Suppose


1. Suppose I were to begin by saying that I had fallen in love with a color. Suppose I were to speak this as though it were a confession

Maggie Nelson, Bluets (Jonathan Cape 2009)

These are the opening lines of Maggie Nelson’s work, Bluets. The book was first published in the U.S. in 2009 but did not arrive in the UK (and thence, in English, to continental Europe) until 2015 after Nelson had proven with The Argonauts that she could sell books.

Bluets is a slim volume of 240 brief numbered passages. How to classify it? If bookshops are any guide, then Bluets is a collection of prose poems, a term that itself defies definition. I, on the other hand, bought Bluets thinking that I would get a collection of lyric essays. Nelson calls the passages that comprise Bluets “propositions.” The inspiration for Bluets reportedly derives from all three sources: the philosophical tract, lyric poem, and autobiography.

The Blue Correspondents

The genesis for Bluets apparently lies in Nelson’s obsession with the color blue. She is not the only person to fall for a shade. Han Kang’s The White Book is a meditation on the color white, using it as a vehicle to explore death, mourning, and rebirth.

14. I have enjoyed telling people that I am writing a book about blue without actually doing it. Mostly what happens in such cases is that people give you stories or leads or gifts, and then you can play with these things instead of with words. […] I have been introduced to a man who had one of his front teeth replaced with lapis lazuli […] and to another who worships blue so devoutly he refuses to eat blue food […]
15. I think of these people as my blue correspondents, whose job it is to send me blue reports from the field.

Maggie Nelson

Blue is my favorite color, too. For me, it evokes Catholic school uniforms, ink stains, and sadness. There is plenty of sorrow in Bluets. At its delicate core sit an ex-lover known as the prince of blue and a beloved friend trying to recover from an apocalyptic accident that has left her a quadriplegic. But Bluets is not only sad.

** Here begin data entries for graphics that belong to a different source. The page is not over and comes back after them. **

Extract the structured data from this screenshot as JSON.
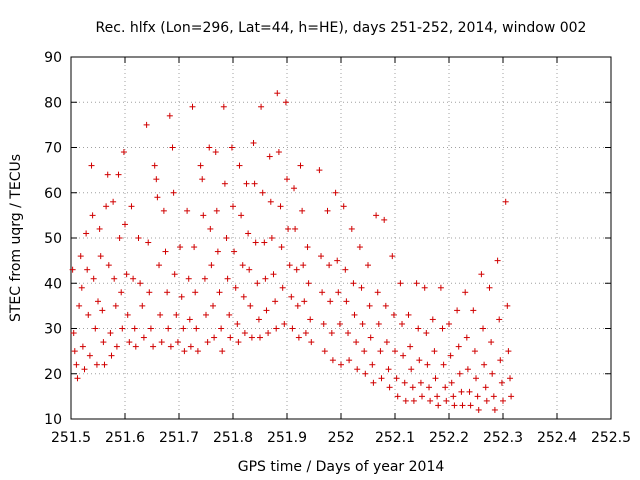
{
  "chart_data": {
    "type": "scatter",
    "title": "Rec. hlfx (Lon=296, Lat=44, h=HE), days 251-252, 2014, window 002",
    "xlabel": "GPS time / Days of year 2014",
    "ylabel": "STEC from uqrg / TECUs",
    "xlim": [
      251.5,
      252.5
    ],
    "ylim": [
      10,
      90
    ],
    "xticks": [
      "251.5",
      "251.6",
      "251.7",
      "251.8",
      "251.9",
      "252",
      "252.1",
      "252.2",
      "252.3",
      "252.4",
      "252.5"
    ],
    "yticks": [
      "10",
      "20",
      "30",
      "40",
      "50",
      "60",
      "70",
      "80",
      "90"
    ],
    "grid": true,
    "marker": "plus",
    "color": "#d00000",
    "series": [
      {
        "points": [
          [
            251.503,
            43
          ],
          [
            251.505,
            29
          ],
          [
            251.507,
            25
          ],
          [
            251.51,
            22
          ],
          [
            251.512,
            19
          ],
          [
            251.515,
            35
          ],
          [
            251.518,
            46
          ],
          [
            251.52,
            39
          ],
          [
            251.522,
            26
          ],
          [
            251.525,
            21
          ],
          [
            251.528,
            51
          ],
          [
            251.53,
            43
          ],
          [
            251.532,
            33
          ],
          [
            251.535,
            24
          ],
          [
            251.538,
            66
          ],
          [
            251.54,
            55
          ],
          [
            251.542,
            41
          ],
          [
            251.545,
            30
          ],
          [
            251.548,
            22
          ],
          [
            251.55,
            36
          ],
          [
            251.553,
            52
          ],
          [
            251.555,
            46
          ],
          [
            251.558,
            34
          ],
          [
            251.56,
            27
          ],
          [
            251.562,
            22
          ],
          [
            251.565,
            57
          ],
          [
            251.568,
            64
          ],
          [
            251.57,
            44
          ],
          [
            251.573,
            29
          ],
          [
            251.575,
            24
          ],
          [
            251.578,
            58
          ],
          [
            251.58,
            41
          ],
          [
            251.583,
            35
          ],
          [
            251.585,
            26
          ],
          [
            251.588,
            64
          ],
          [
            251.59,
            50
          ],
          [
            251.593,
            38
          ],
          [
            251.595,
            30
          ],
          [
            251.598,
            69
          ],
          [
            251.6,
            53
          ],
          [
            251.603,
            42
          ],
          [
            251.605,
            33
          ],
          [
            251.608,
            27
          ],
          [
            251.612,
            57
          ],
          [
            251.615,
            41
          ],
          [
            251.618,
            30
          ],
          [
            251.62,
            26
          ],
          [
            251.625,
            50
          ],
          [
            251.628,
            40
          ],
          [
            251.632,
            35
          ],
          [
            251.635,
            28
          ],
          [
            251.64,
            75
          ],
          [
            251.643,
            49
          ],
          [
            251.645,
            38
          ],
          [
            251.648,
            30
          ],
          [
            251.652,
            26
          ],
          [
            251.655,
            66
          ],
          [
            251.658,
            63
          ],
          [
            251.66,
            59
          ],
          [
            251.663,
            44
          ],
          [
            251.665,
            33
          ],
          [
            251.668,
            27
          ],
          [
            251.672,
            56
          ],
          [
            251.675,
            47
          ],
          [
            251.678,
            38
          ],
          [
            251.68,
            30
          ],
          [
            251.683,
            77
          ],
          [
            251.685,
            26
          ],
          [
            251.688,
            70
          ],
          [
            251.69,
            60
          ],
          [
            251.692,
            42
          ],
          [
            251.695,
            33
          ],
          [
            251.698,
            27
          ],
          [
            251.702,
            48
          ],
          [
            251.705,
            37
          ],
          [
            251.708,
            30
          ],
          [
            251.71,
            25
          ],
          [
            251.715,
            56
          ],
          [
            251.718,
            41
          ],
          [
            251.72,
            32
          ],
          [
            251.722,
            26
          ],
          [
            251.725,
            79
          ],
          [
            251.728,
            48
          ],
          [
            251.73,
            38
          ],
          [
            251.732,
            30
          ],
          [
            251.735,
            25
          ],
          [
            251.74,
            66
          ],
          [
            251.743,
            63
          ],
          [
            251.745,
            55
          ],
          [
            251.748,
            41
          ],
          [
            251.75,
            33
          ],
          [
            251.753,
            27
          ],
          [
            251.756,
            70
          ],
          [
            251.758,
            52
          ],
          [
            251.76,
            44
          ],
          [
            251.763,
            35
          ],
          [
            251.765,
            28
          ],
          [
            251.768,
            69
          ],
          [
            251.77,
            56
          ],
          [
            251.772,
            47
          ],
          [
            251.775,
            38
          ],
          [
            251.778,
            30
          ],
          [
            251.78,
            25
          ],
          [
            251.783,
            79
          ],
          [
            251.785,
            62
          ],
          [
            251.788,
            50
          ],
          [
            251.79,
            41
          ],
          [
            251.793,
            33
          ],
          [
            251.795,
            28
          ],
          [
            251.798,
            70
          ],
          [
            251.8,
            57
          ],
          [
            251.802,
            47
          ],
          [
            251.805,
            39
          ],
          [
            251.808,
            31
          ],
          [
            251.81,
            27
          ],
          [
            251.812,
            66
          ],
          [
            251.815,
            55
          ],
          [
            251.818,
            44
          ],
          [
            251.82,
            37
          ],
          [
            251.822,
            29
          ],
          [
            251.825,
            62
          ],
          [
            251.828,
            51
          ],
          [
            251.83,
            43
          ],
          [
            251.832,
            35
          ],
          [
            251.835,
            28
          ],
          [
            251.838,
            71
          ],
          [
            251.84,
            62
          ],
          [
            251.842,
            49
          ],
          [
            251.845,
            40
          ],
          [
            251.848,
            32
          ],
          [
            251.85,
            28
          ],
          [
            251.852,
            79
          ],
          [
            251.855,
            60
          ],
          [
            251.858,
            49
          ],
          [
            251.86,
            41
          ],
          [
            251.862,
            34
          ],
          [
            251.865,
            29
          ],
          [
            251.868,
            68
          ],
          [
            251.87,
            58
          ],
          [
            251.872,
            50
          ],
          [
            251.875,
            42
          ],
          [
            251.878,
            36
          ],
          [
            251.88,
            30
          ],
          [
            251.882,
            82
          ],
          [
            251.885,
            69
          ],
          [
            251.888,
            57
          ],
          [
            251.89,
            48
          ],
          [
            251.892,
            39
          ],
          [
            251.895,
            31
          ],
          [
            251.898,
            80
          ],
          [
            251.9,
            63
          ],
          [
            251.902,
            52
          ],
          [
            251.905,
            44
          ],
          [
            251.908,
            37
          ],
          [
            251.91,
            30
          ],
          [
            251.913,
            61
          ],
          [
            251.915,
            52
          ],
          [
            251.918,
            43
          ],
          [
            251.92,
            35
          ],
          [
            251.922,
            28
          ],
          [
            251.925,
            66
          ],
          [
            251.928,
            56
          ],
          [
            251.93,
            44
          ],
          [
            251.932,
            36
          ],
          [
            251.935,
            29
          ],
          [
            251.938,
            48
          ],
          [
            251.94,
            40
          ],
          [
            251.943,
            32
          ],
          [
            251.945,
            27
          ],
          [
            251.96,
            65
          ],
          [
            251.963,
            46
          ],
          [
            251.965,
            38
          ],
          [
            251.968,
            31
          ],
          [
            251.97,
            25
          ],
          [
            251.975,
            56
          ],
          [
            251.978,
            44
          ],
          [
            251.98,
            36
          ],
          [
            251.983,
            29
          ],
          [
            251.985,
            23
          ],
          [
            251.99,
            60
          ],
          [
            251.993,
            45
          ],
          [
            251.995,
            38
          ],
          [
            251.998,
            31
          ],
          [
            252.0,
            22
          ],
          [
            252.005,
            57
          ],
          [
            252.008,
            43
          ],
          [
            252.01,
            36
          ],
          [
            252.013,
            29
          ],
          [
            252.015,
            23
          ],
          [
            252.02,
            52
          ],
          [
            252.023,
            40
          ],
          [
            252.025,
            33
          ],
          [
            252.028,
            27
          ],
          [
            252.03,
            21
          ],
          [
            252.035,
            48
          ],
          [
            252.038,
            39
          ],
          [
            252.04,
            31
          ],
          [
            252.043,
            25
          ],
          [
            252.045,
            20
          ],
          [
            252.05,
            44
          ],
          [
            252.053,
            35
          ],
          [
            252.055,
            28
          ],
          [
            252.058,
            22
          ],
          [
            252.06,
            18
          ],
          [
            252.065,
            55
          ],
          [
            252.068,
            38
          ],
          [
            252.07,
            31
          ],
          [
            252.073,
            25
          ],
          [
            252.075,
            19
          ],
          [
            252.08,
            54
          ],
          [
            252.083,
            35
          ],
          [
            252.085,
            27
          ],
          [
            252.088,
            21
          ],
          [
            252.09,
            17
          ],
          [
            252.095,
            46
          ],
          [
            252.098,
            33
          ],
          [
            252.1,
            25
          ],
          [
            252.103,
            19
          ],
          [
            252.105,
            15
          ],
          [
            252.11,
            40
          ],
          [
            252.113,
            31
          ],
          [
            252.115,
            24
          ],
          [
            252.118,
            18
          ],
          [
            252.12,
            14
          ],
          [
            252.125,
            33
          ],
          [
            252.128,
            26
          ],
          [
            252.13,
            21
          ],
          [
            252.133,
            17
          ],
          [
            252.135,
            14
          ],
          [
            252.14,
            40
          ],
          [
            252.143,
            30
          ],
          [
            252.145,
            23
          ],
          [
            252.148,
            18
          ],
          [
            252.15,
            15
          ],
          [
            252.155,
            39
          ],
          [
            252.158,
            29
          ],
          [
            252.16,
            22
          ],
          [
            252.163,
            17
          ],
          [
            252.165,
            14
          ],
          [
            252.17,
            32
          ],
          [
            252.173,
            25
          ],
          [
            252.175,
            19
          ],
          [
            252.178,
            15
          ],
          [
            252.18,
            13
          ],
          [
            252.185,
            39
          ],
          [
            252.188,
            30
          ],
          [
            252.19,
            22
          ],
          [
            252.193,
            17
          ],
          [
            252.195,
            14
          ],
          [
            252.2,
            31
          ],
          [
            252.203,
            24
          ],
          [
            252.205,
            18
          ],
          [
            252.208,
            15
          ],
          [
            252.21,
            13
          ],
          [
            252.215,
            34
          ],
          [
            252.218,
            26
          ],
          [
            252.22,
            20
          ],
          [
            252.223,
            16
          ],
          [
            252.225,
            13
          ],
          [
            252.23,
            38
          ],
          [
            252.233,
            28
          ],
          [
            252.235,
            21
          ],
          [
            252.238,
            16
          ],
          [
            252.24,
            13
          ],
          [
            252.245,
            34
          ],
          [
            252.248,
            25
          ],
          [
            252.25,
            19
          ],
          [
            252.253,
            15
          ],
          [
            252.255,
            12
          ],
          [
            252.26,
            42
          ],
          [
            252.263,
            30
          ],
          [
            252.265,
            22
          ],
          [
            252.268,
            17
          ],
          [
            252.27,
            14
          ],
          [
            252.275,
            39
          ],
          [
            252.278,
            27
          ],
          [
            252.28,
            20
          ],
          [
            252.283,
            15
          ],
          [
            252.285,
            12
          ],
          [
            252.29,
            45
          ],
          [
            252.293,
            32
          ],
          [
            252.295,
            23
          ],
          [
            252.298,
            18
          ],
          [
            252.3,
            14
          ],
          [
            252.305,
            58
          ],
          [
            252.308,
            35
          ],
          [
            252.31,
            25
          ],
          [
            252.313,
            19
          ],
          [
            252.315,
            15
          ]
        ]
      }
    ]
  }
}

34. Acyanoblepsia: non-perception of blue. A tier of hell, to be sure—albeit one that could be potentially corrected by Viagra, one of whose side effects is to see the world tinged with blue.

Maggie Nelson

Nelson describes the male satin bowerbird who builds a trysting place in order to lure a female to mate. He adorns it only with blue objects:

bus tickets, cicada wings, blue flowers, bottle caps, blue feathers plucked off smaller blue birds that he kills, if he must, to get their plumage

Maggie Nelson, no. 67

Nelson can relate. She has been trying hard to find dignity in loneliness. (no. 71)

Direct address

Most of the time, it seems that Nelson addresses her propositions to her ex-lover, the prince of blues.

177. Perhaps it is becoming clearer to you why I felt no romance when you told me that you carried my last letter with you, everywhere you went, for months on end, unopened. This may have served some purpose for you, but whatever it was, surely it bore little resemblance to mine. I never aimed to give you a talisman, an empty vessel to flood with whatever longing, dread, or sorrow happened to be the day’s mood. I wrote it because I had something to say to you.

Maggie Nelson

Occasionally, Nelson turns her baby blue eyes on the reader to ponder matters as diverse as the cyanometer, Buddhism and the process of writing Bluets.

184. Writing is, in fact, an astonishing equalizer. I could have written half of these propositions drunk or high, for instance, and half sober; I could have written half in agonized tears, and half in a state of clinical detachment. But now that they have been shuffled around countless times—now that they have been made to appear, at long last, running forward as a river—how could either of us tell the difference?

When I first read an extract from Bluets for a lyric essay course, I thought I could hear Nelson breathe between each numbered segment. I saw her go about her day: setting tea or shredding old love letters as the day became night became day. I felt like Nelson was speaking to me, saying: suppose, and so, and well, what of it?

The Philosopher Queen

I have to say that, as Bluets comes to a close, I become distracted by all the philosophical threads. Like the dark roots of a peroxide blonde, I would rather not see the links between Nelson’s “propositions” and the many philosophers she quotes. Nelson acknowledges Wittgenstein and Goethe as “The Principal Suppliers” but there are more. Emerson, Byron, Duras, Cornell, Bodhidharma, Heraclitus, Leonard Cohen, the list goes on.

I prefer the visceral Nelson, the one with “spade in hand, cold whiskey sweat bearded on your brow” (235). The one who is deranged by her loss.

238. I want you to know, if you ever read this, there was a time when I would rather have had you by my side than any one of these words; I would rather have had you by my side than all the blue in the world.